The climate change challenge is also a huge social justice opportunity
Here's the bad news in three numbers:
2 degrees Centigrade. 565 Gigatons. 2,795 Gigatons.
(All from Bill McKibben's article, Global Warming's Terrifying New Math, July 2012, Rolling Stone.)
For almost two decades the global consensus among scientists and responsible political leaders has been that the world ought to act to hold the average global temperature increase to 2 degrees Centigrade (or less) above the range that has prevailed for more than 10,000 years of human history. That ain't happening, Bill McKibben writes:
"So far, we've raised the average temperature of the planet just under 0.8 degrees Celsius, and that has caused far more damage than most scientists expected." The damage has been so extensive thus far that scientists are saying that the world faces huge problems long before the 2 degree limit is reached.
McKibben quotes NASA scientist James Hansen: "The [2-degree] target that has been talked about in international negotiations...is actually a prescription for long-term disaster."
Nevertheless, the 2-degree limit was reaffirmed at the 2009 climate conference in Copenhagen. But, according to McKibben, "scientists estimate that humans can pour roughly 565 more gigatons of carbon dioxide into the atmosphere by mid-century and still have some reasonable hope of staying below two degrees." Based on current estimates of carbon dioxide "production" already underway" a further increase of 0.8 degrees is inevitable. "That means we're already three-quarters of the way to the two-degree target," McKibben adds.
But 2,795 gigatons "is the [scariest] number of all," he wrote. "The number describes the amount of carbon already contained in the proven coal and oil and gas reserves of the fossil-fuel companies, and the countries (think Venezuela or Kuwait) that act like fossil-fuel companies. In short, it's the fossil fuel we're currently planning to burn. And the key point is that this new number--2,795--is higher than 565. Five times higher."
There's no way to do justice to McKibben's piece by continuing to summarize what he had to say. Significantly, the article contains a strong denunciation of the role that fossil-fuel companies are playing in preventing effective action against climate change. A thorough understanding of the economic interest these companies have in preventing regulations that leave their most important assets unconsumed ought to be a requirement for everyone who wishes to join the fight to minimize further damage and mitigate the damage that has already been done. A complete read of McKibben's piece would be a good place to start.

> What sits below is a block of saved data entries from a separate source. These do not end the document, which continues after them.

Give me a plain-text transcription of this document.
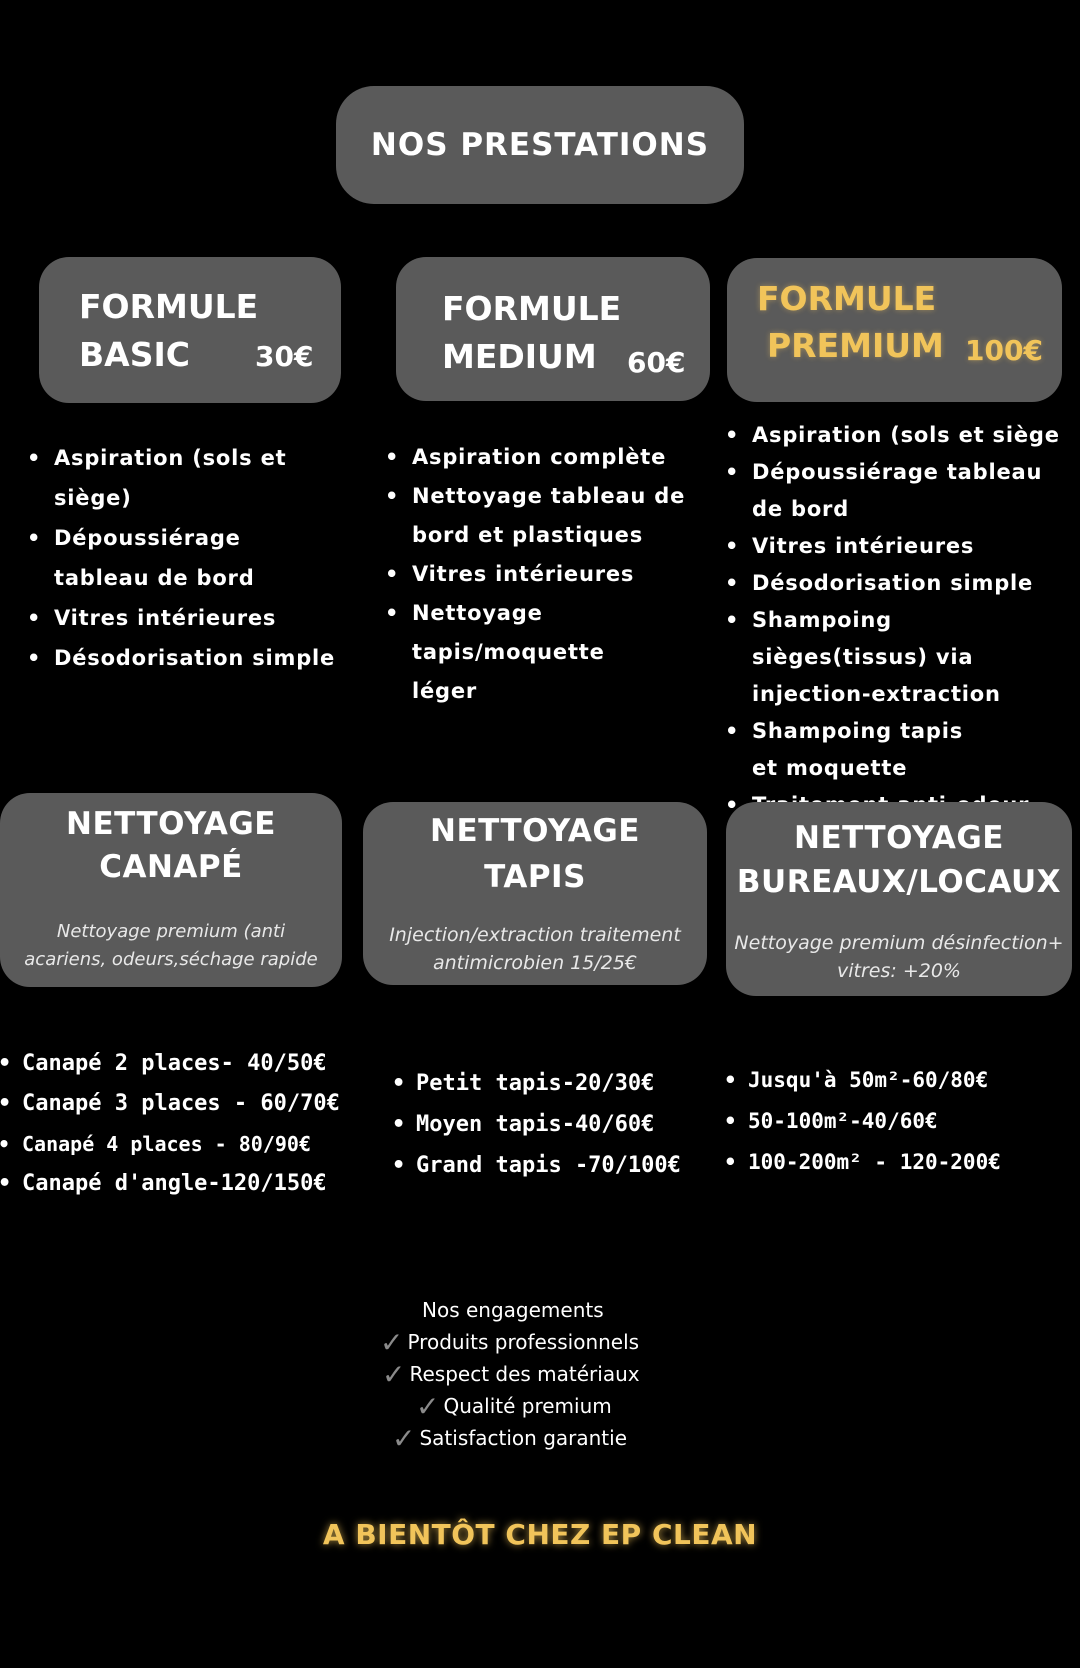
NOS PRESTATIONS
FORMULE
BASIC 30€
FORMULE
MEDIUM 60€
FORMULE
PREMIUM 100€
• Aspiration (sols et siège)
• Dépoussiérage tableau de bord
• Vitres intérieures
• Désodorisation simple
• Aspiration complète
• Nettoyage tableau de bord et plastiques
• Vitres intérieures
• Nettoyage tapis/moquette léger
• Aspiration (sols et siège
• Dépoussiérage tableau de bord
• Vitres intérieures
• Désodorisation simple
• Shampoing sièges(tissus) via injection-extraction
• Shampoing tapis et moquette
•
NETTOYAGE
CANAPÉ
Nettoyage premium (anti
acariens, odeurs,séchage rapide
NETTOYAGE
TAPIS
Injection/extraction traitement
antimicrobien 15/25€
NETTOYAGE
BUREAUX/LOCAUX
Nettoyage premium désinfection+
vitres: +20%
• Canapé 2 places- 40/50€
• Canapé 3 places - 60/70€
• Canapé 4 places - 80/90€
• Canapé d'angle-120/150€
• Petit tapis-20/30€
• Moyen tapis-40/60€
• Grand tapis -70/100€
• Jusqu'à 50m²-60/80€
• 50-100m²-40/60€
• 100-200m² - 120-200€
Nos engagements
✓ Produits professionnels
✓ Respect des matériaux
✓ Qualité premium
✓ Satisfaction garantie
A BIENTÔT CHEZ EP CLEAN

One last point to be made here about the bad news. It is very bad. Bad enough to satisfy even pop culture tastes whetted by, say, Falling Skies, or The Walking Dead.
As seems to be the case so often with bad news/good news-type formulations, the good news is more ambiguous than the bad news, but an article in today's Washington Post, "Paper giant to stop cutting in rain forests," suggests that even multinational corporations, who historically have been part of the problem, will respond to the kinds of political and social pressure that environmental and social justice organizations can muster.
"Asia Pulp & Paper, the third-largest pulp and paper company in the world, announced Tuesday that it is halting operations in Indonesia's natural rain forests, a victory for advocates who have been negotiating with the company for a year," reporter Juliet Eilperin wrote. Other NGOs, like Greenpeace, the World Wildlife Fund and The Forest Trust, have also worked successfully to pressure major corporations to move toward sustainability targets. Significantly, these organizations have frequently bypassed purely political strategies in favor of directly targeting multinationals who are much closer to the heart of the problem.
"Nestle agreed to a deforestation pledge in October after Greenpeace aired an ad in Europe showing an office worker biting into a Kit Kat bar that revealed a bloddy orangutan finger; Mattel stopped using [Asia Pulp & Paper]'s materials in its boxes in June 2011 after the group began a PR campaign in which Ken broke up with Barbie, distraught over the idea that she was engaged in rain forest destruction," Eilperin wrote.
Such news, of course, is not nearly as good as it needs to be. "Fossil-fuel companies," as McKibben calls them, are the worst of the worst, and are quite notorious for being willing to harm the interests of other multinationals, if their capitalist colleagues become obstacles to their own profits.
Though the oil crises (embargoes, shortages and dramatic price hikes) of 1973-74 and 1979 harmed the interests of most oil consumers globally, it also helped leading oil companies to join the ranks of the world's largest industrial corporations, a list once headed by auto companies. Fossil-fuel companies, McKibben points out, have over twenty trillion dollars in reserves posted on their balance sheets.
If (actually when, as things stand now) the top six oil companies were able to bring all their known reserves to the market, the combined carbon pumped into the atmosphere through the consumption of that oil would use up the rest of the 2-degree target. But action to keep their reserves off the market and out of the atmosphere would tank the value of oil company assets and bankrupt their operations. This is not something fossil-fuel corporations are going to volunteer to do, writes McKibben. He quotes Naomi Klein, a veteran peace and justice activist and writer: "...these numbers make clear that with the fossil-fuel industry, wrecking the planet is their business model. It's what they do."
For those of us still waiting to get involved, we are not about to enter the pop-culture version of the end of the world. It will not be a few intrepid road warriors banding together in groups alternately committed to either good or evil and battling each other for supremacy.
Severe climate change is already here and it will be a grinding slog for everyone. It will mean longer droughts and more severe storms. It will mean wrenching economic dislocation and even larger gaps between the rich and the poor around the world. It will mean lower agricultural production, higher food prices and, for some, malnutrition and, even, starvation.
A lucky few are able right now to insulate themselves from significant changes in the quality of their lives, and will continue to do so. But for most of today's young people, climate change will mean a lifetime of struggle to maintain something like the quality of life they have today.
All right, then. NGOs and the rest of us against the oil companies. The ultimate battle for peace and justice and sustainability.